Die europäischen Institutionen müssen sich sofort daran machen, sich neu zu organisieren, denn Europa muss mehr sein als ein reiner Erfüllungsgehilfe der Finanzmärkte, mehr als ein treuer Vasall des großen Kapitals, mehr als ein Sparschwein für die Visegrad-Staaten. Ob man sich wohl in Brüssel darüber klar ist, dass die EU gerade dabei ist, sich überflüssig zu machen? Viel Zeit bleibt nicht, um die EU aufzustellen, dass sie wirklich sinnvoll handeln kann.

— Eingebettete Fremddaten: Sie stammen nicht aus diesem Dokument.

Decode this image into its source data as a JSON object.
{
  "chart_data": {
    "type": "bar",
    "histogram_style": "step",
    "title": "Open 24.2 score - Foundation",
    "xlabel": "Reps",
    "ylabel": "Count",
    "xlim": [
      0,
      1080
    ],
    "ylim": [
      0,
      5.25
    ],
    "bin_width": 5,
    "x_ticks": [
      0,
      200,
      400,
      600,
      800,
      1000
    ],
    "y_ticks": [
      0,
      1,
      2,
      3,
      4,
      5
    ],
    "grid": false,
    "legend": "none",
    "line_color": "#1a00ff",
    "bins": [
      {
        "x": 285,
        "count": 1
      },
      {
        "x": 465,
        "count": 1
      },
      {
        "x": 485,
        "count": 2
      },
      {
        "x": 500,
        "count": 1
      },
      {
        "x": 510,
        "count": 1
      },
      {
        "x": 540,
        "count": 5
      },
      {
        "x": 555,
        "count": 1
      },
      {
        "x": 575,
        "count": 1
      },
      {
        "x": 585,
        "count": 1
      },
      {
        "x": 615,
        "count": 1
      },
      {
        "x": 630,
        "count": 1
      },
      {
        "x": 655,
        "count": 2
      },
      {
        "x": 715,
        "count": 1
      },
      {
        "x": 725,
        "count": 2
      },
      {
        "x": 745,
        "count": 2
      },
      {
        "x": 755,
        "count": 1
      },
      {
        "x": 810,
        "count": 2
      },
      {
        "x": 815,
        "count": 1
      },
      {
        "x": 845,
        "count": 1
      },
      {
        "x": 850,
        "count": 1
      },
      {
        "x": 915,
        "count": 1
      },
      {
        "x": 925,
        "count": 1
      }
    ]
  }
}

Dass die EU den orthodoxen Patriarchen Kirill auf die Sanktionsliste setzen wollte, war absolut richtig. Der greise Patriarch ist zum Dackel Putins geworden, rechtfertigt die „Spezialoperation“ in seinen Ansprachen und behauptet inzwischen sogar öffentlich, dass „Russland nie ein anderes Land angegriffen habe“. Wenn man bedenkt, welche Bedeutung die orthodoxe Kirche in Russland hat, muss man Kirill zu den übelsten Kriegstreibern in Russland zählen, der seinen Platz auf der Sanktionsliste „verdient“ hat. Gestern nun ist die EU erneut vor Viktor Orban eingeknickt und verzichtet nun auf die Sanktionen gegen Patriarch Kirill. Doch damit macht sich die EU lächerlich, da sie nicht in der Lage ist, jemanden wie Viktor Orban zu überstimmen. Doch was ist ein Staatenbund wert, der vor einem kleinen Despoten wie Orban in die Knie geht und diesen weiterhin finanziell über Wasser hält? Die Frage stellt sich, ob neben Kirill nicht auch Viktor Orban auf der Sanktions-Liste stehen müsste.